Heidi Klum - 2015 © Screenshot ProSieben
Bombendrohung in der SAP-Arena

Halle evakuiert: "Topmodel"-Finale abgebrochen

 

Das Finale von "Germany's next Topmodel" ist nach einer anonymen Bombendrohung vorzeitig abgebrochen worden. Rund 10.000 Menschen in der Mannheimer SAP-Arena mussten daraufhin evakuiert werden. Die Details...

von Alexander Krei
14.05.2015 - 22:22 Uhr

Eigentlich sollte am Donnerstagabend die Gewinnerin der zehnten Staffel von "Germany's next Topmodel" gekürt werden, doch nach knapp einer Stunde kam alles anders. "Jetzt müssen wir leider direkt mal in die Werbung gehen, liebe Zuschauer", sagte Heidi Klum und fiel ihrem Jury-Kollegen Wolfgang Joop mitten ins Wort. Offenbar musste also etwas Unvorhergesehenes geschehen sein. Und tatsächlich: Innerhalb weniger Minuten wurde die Mannheimer SAP-Arena, die in diesem Jahr als Austragungsort der Live-Show dient, evakuiert. Rund 10.000 Zuschauer, die das Finale sahen, mussten die Halle verlassen.

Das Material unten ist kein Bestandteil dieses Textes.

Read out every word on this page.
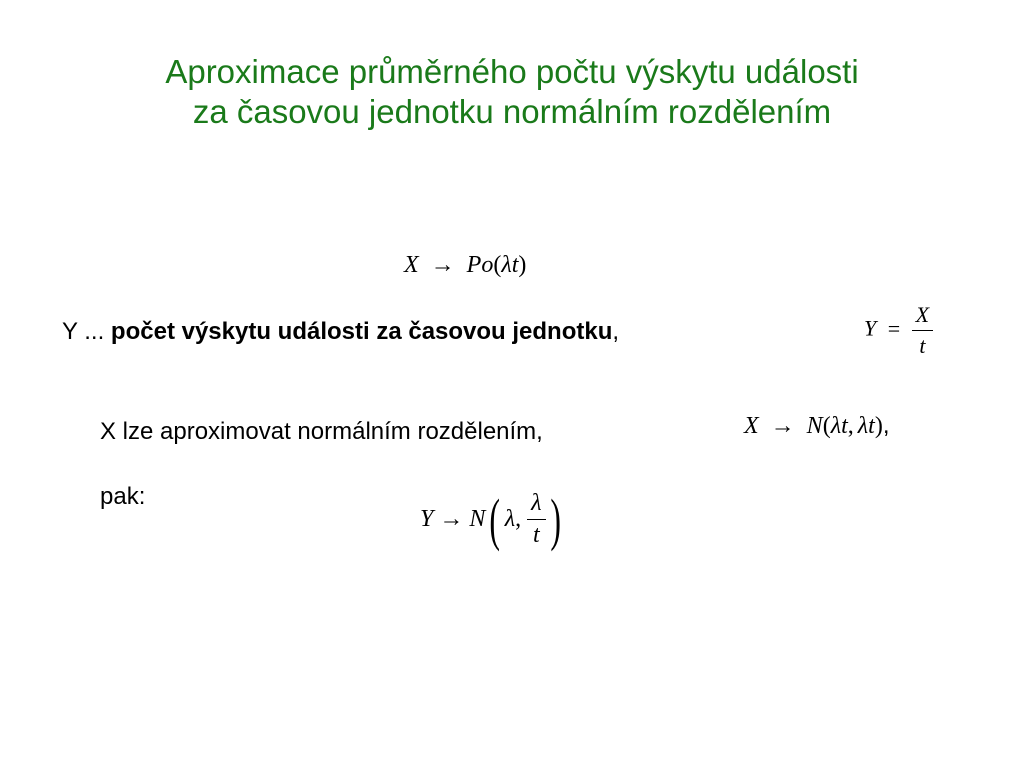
Aproximace průměrného počtu výskytu události
za časovou jednotku normálním rozdělením
X → Po(λt)
Y ... počet výskytu události za časovou jednotku,	$Y = \frac{X}{t}$
X lze aproximovat normálním rozdělením,	X → N(λt, λt),
pak:
Y → N ( λ , $\frac{\lambda}{t}$ )
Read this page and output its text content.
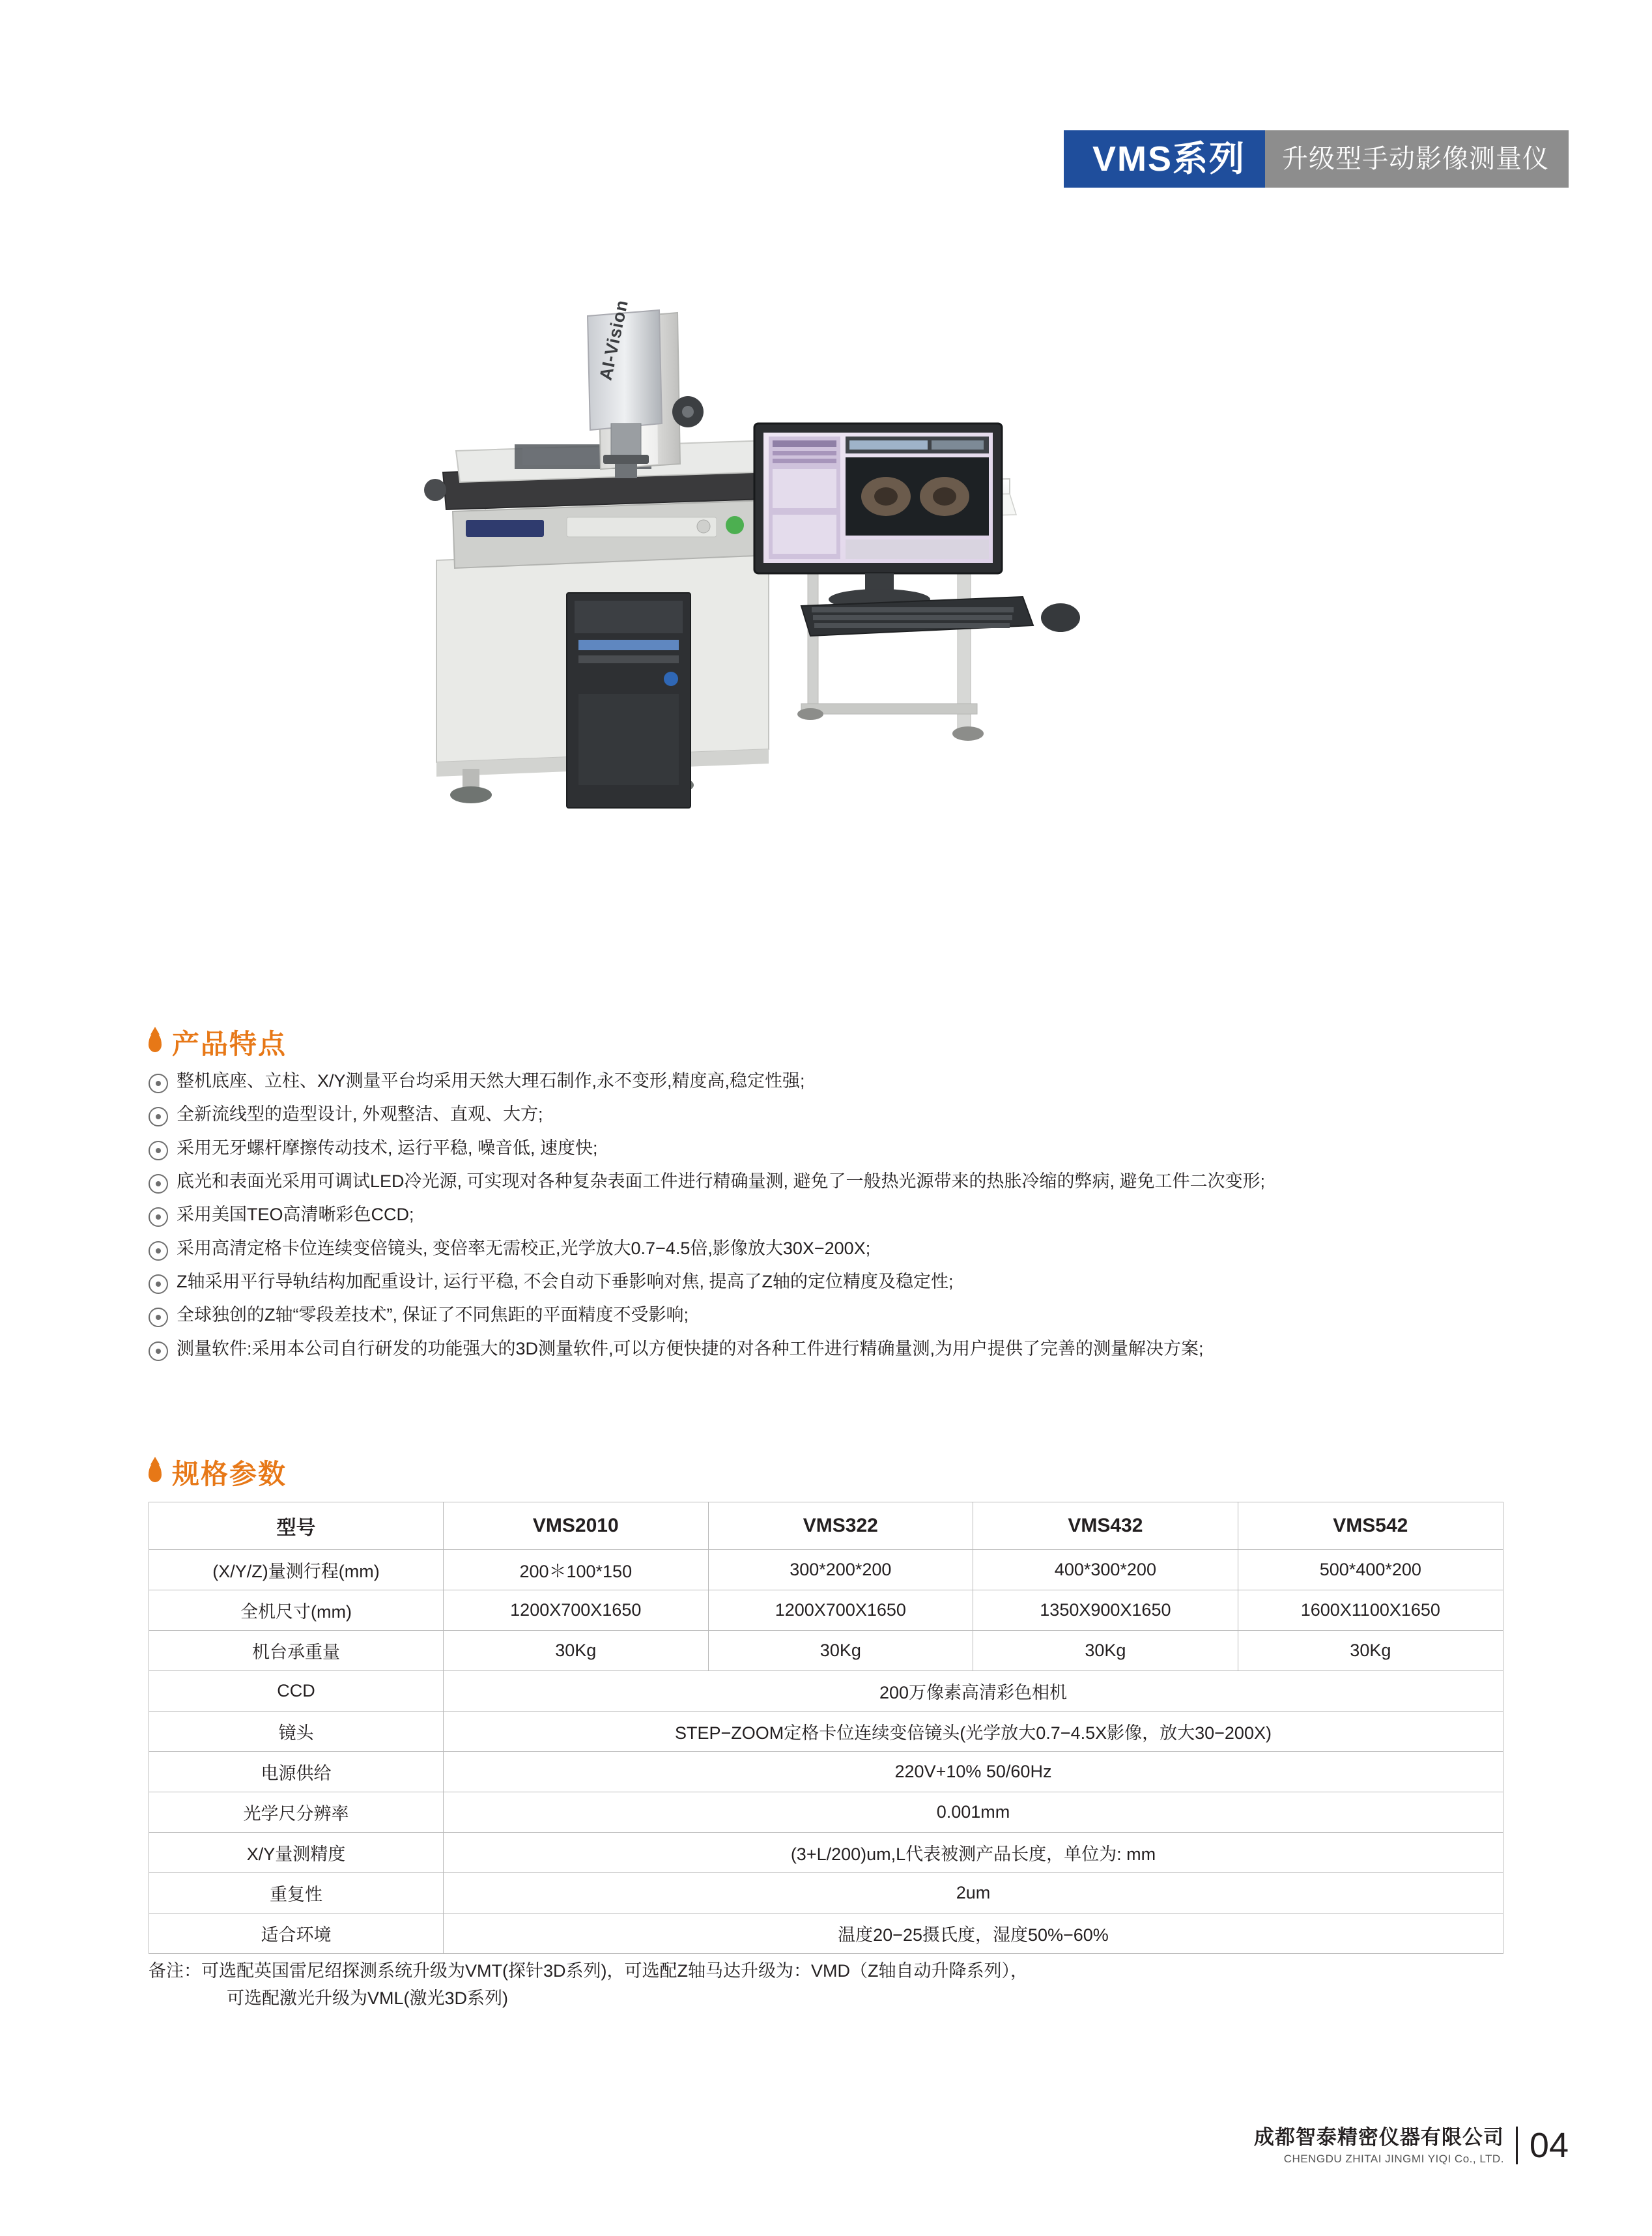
VMS系列	升级型手动影像测量仪
AI-Vision
产品特点
整机底座、立柱、X/Y测量平台均采用天然大理石制作,永不变形,精度高,稳定性强;
全新流线型的造型设计, 外观整洁、直观、大方;
采用无牙螺杆摩擦传动技术, 运行平稳, 噪音低, 速度快;
底光和表面光采用可调试LED冷光源, 可实现对各种复杂表面工件进行精确量测, 避免了一般热光源带来的热胀冷缩的弊病, 避免工件二次变形;
采用美国TEO高清晰彩色CCD;
采用高清定格卡位连续变倍镜头, 变倍率无需校正,光学放大0.7−4.5倍,影像放大30X−200X;
Z轴采用平行导轨结构加配重设计, 运行平稳, 不会自动下垂影响对焦, 提高了Z轴的定位精度及稳定性;
全球独创的Z轴“零段差技术”, 保证了不同焦距的平面精度不受影响;
测量软件:采用本公司自行研发的功能强大的3D测量软件,可以方便快捷的对各种工件进行精确量测,为用户提供了完善的测量解决方案;
规格参数
型号	VMS2010	VMS322	VMS432	VMS542
(X/Y/Z)量测行程(mm)	200＊100*150	300*200*200	400*300*200	500*400*200
全机尺寸(mm)	1200X700X1650	1200X700X1650	1350X900X1650	1600X1100X1650
机台承重量	30Kg	30Kg	30Kg	30Kg
CCD	200万像素高清彩色相机			
镜头	STEP−ZOOM定格卡位连续变倍镜头(光学放大0.7−4.5X影像，放大30−200X)			
电源供给	220V+10% 50/60Hz			
光学尺分辨率	0.001mm			
X/Y量测精度	(3+L/200)um,L代表被测产品长度，单位为: mm			
重复性	2um			
适合环境	温度20−25摄氏度，湿度50%−60%			
备注：可选配英国雷尼绍探测系统升级为VMT(探针3D系列)，可选配Z轴马达升级为：VMD（Z轴自动升降系列），
可选配激光升级为VML(激光3D系列)
成都智泰精密仪器有限公司
CHENGDU ZHITAI JINGMI YIQI Co., LTD. 04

Schnell machte das Gerücht einer Bombendrohung die Runde. Auch Musiker Olly Murs, der in der Finalshow auftreten sollte, schrieb auf Twitter von einer Bombendrohung in der SAP-Arena. Das bestätigte ProSieben erst am späten Abend auch offiziell. Aus gutem Grund: Offenbar sprach der Sender zunächst bewusst von einem technischen Defekt, um eine Panik unter den Zuschauern zu vermeiden. "Es gab während dem Live-Finale von 'Germany's Next Topmodel' eine Bombendrohung. Nach Rücksprache mit Polizei und Security haben wir entschieden, das Finale abzubrechen. Die Halle ist daraufhin geordnet evakuiert worden", erklärte ProSieben-Sprecher Christoph Körfer telefonisch im Gespräch mit DWDL.de

Auch die Mannheimer Polizei sprach daraufhin von einer Evakuierung der Halle aufgrund einer anonymen Bombendrohung. "Gegen 21 Uhr hat eine Frau bei ProSieben angerufen. Sie hat damit gedroht, dass in der SAP-Arena während der Live-Übertragung des 'GNTM'-Finales eine Bombe hochgeht", erklärte Polizeihauptkommissar Michael Klump gegenüber "Bild". "Der Veranstalter hat sich selbstständig, ohne Einschaltung der Polizei entschlossen, die Sendung zu unterbrechen und die Halle räumen zu lassen. Erst wenig später sind unsere Kollegen vom Veranstalter informiert worden. Jetzt haben wir die Einsatzleitung vor Ort. Bislang ist kein sprengstoffverdächtiger Gegenstand gefunden worden." Das Blatt berichtet darüber hinaus von einem Mann, der sich während der Werbepause Heidi Klum genähert und ihr gesagt haben soll, eine Bombe bei sich zu tragen. Inzwischen befindet sich die Person laut "Bild" in Polizeigewahrsam. In der Nacht gab es schließlich Entwarnung: Eine Bombe wurde in der Arena nicht entdeckt.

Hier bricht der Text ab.